The record as it has reached this court is unclear and shows disputed questions of fact concerning the details of plaintiff's administrative claim, and it will therefore be necessary to remand the case for appropriate factual determinations. Apparently plaintiff first attempted to present his claim on September 10, 1968, but it is denied that this claim was ever received by the proper authorities. In oral argument, Government counsel stated, as had been alleged in the Government's motion to dismiss, that the claim was first filed on March 24, 1969, and that no determination had been made upon that claim as of the time of the institution of this suit.
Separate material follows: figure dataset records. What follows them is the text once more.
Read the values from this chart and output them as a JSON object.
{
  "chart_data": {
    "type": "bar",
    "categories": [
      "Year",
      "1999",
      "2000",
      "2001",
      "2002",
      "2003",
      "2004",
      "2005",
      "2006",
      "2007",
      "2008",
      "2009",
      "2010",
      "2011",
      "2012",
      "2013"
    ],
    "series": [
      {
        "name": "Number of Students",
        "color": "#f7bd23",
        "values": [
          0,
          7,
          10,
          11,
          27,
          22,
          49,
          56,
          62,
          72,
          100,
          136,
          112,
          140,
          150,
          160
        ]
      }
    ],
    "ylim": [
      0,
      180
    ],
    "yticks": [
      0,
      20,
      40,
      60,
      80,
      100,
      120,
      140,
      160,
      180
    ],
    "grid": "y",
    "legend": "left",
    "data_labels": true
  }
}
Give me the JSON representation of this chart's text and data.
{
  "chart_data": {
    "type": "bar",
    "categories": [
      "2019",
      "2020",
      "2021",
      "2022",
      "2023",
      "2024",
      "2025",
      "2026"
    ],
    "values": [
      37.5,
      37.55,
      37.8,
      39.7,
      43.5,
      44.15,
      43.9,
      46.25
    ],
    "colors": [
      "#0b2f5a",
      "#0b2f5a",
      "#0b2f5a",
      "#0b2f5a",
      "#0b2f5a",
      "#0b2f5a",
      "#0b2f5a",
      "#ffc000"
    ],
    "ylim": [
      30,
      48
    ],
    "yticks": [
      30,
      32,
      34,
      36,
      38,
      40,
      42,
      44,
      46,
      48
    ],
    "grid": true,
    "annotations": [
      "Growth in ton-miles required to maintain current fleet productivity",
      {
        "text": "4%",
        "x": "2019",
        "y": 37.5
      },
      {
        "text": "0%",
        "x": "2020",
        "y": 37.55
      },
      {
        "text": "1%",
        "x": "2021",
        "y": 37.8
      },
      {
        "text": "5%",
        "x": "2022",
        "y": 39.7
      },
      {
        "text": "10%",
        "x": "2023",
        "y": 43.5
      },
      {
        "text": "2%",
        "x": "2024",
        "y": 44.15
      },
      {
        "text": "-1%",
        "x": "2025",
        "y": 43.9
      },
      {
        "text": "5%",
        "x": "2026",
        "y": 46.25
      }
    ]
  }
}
Should the court on remand find that the claim of September 10, 1968 was properly "presented * * * to the appropriate Federal agency," this action would not be barred by the statute of limitations. For § 2675(a) empowers a claimant to treat the agency's failure to act within six months as "a final denial of the claim." The six months having expired March 10, 1969, nothing in § 2401 barred plaintiff from instituting an action at the time of the attempted amendment and the motion to amend retroactively should be allowed.

If, on the other hand, the court on remand finds that a claim within the terms of § 2675(a) was first made on or about March 24, 1969, the case at bar was commenced prematurely. For § 2675(a) gave plaintiff no authority to sue as of August 7, 1969, since neither an administrative denial nor a six-month period had intervened. But then we think it would be appropriate to consider whether the attempted amendment which would for the first time have made the United States a defendant was filed after the claim had been pending undecided before the Federal agency for more than six months. In that event, the amendment should be allowed, without relation back to August 1969, as a timely beginning of a suit against the United States.

Of course, in the unlikely event that, contrary to the contention of either party, no claim satisfying the requirements of § 2401(b) was made within two years after the wrong, the claim is now barred.

The order denying the substitution of the United States as a party defendant and dismissing the action will be vacated and the cause remanded for further proceedings in accordance with this opinion.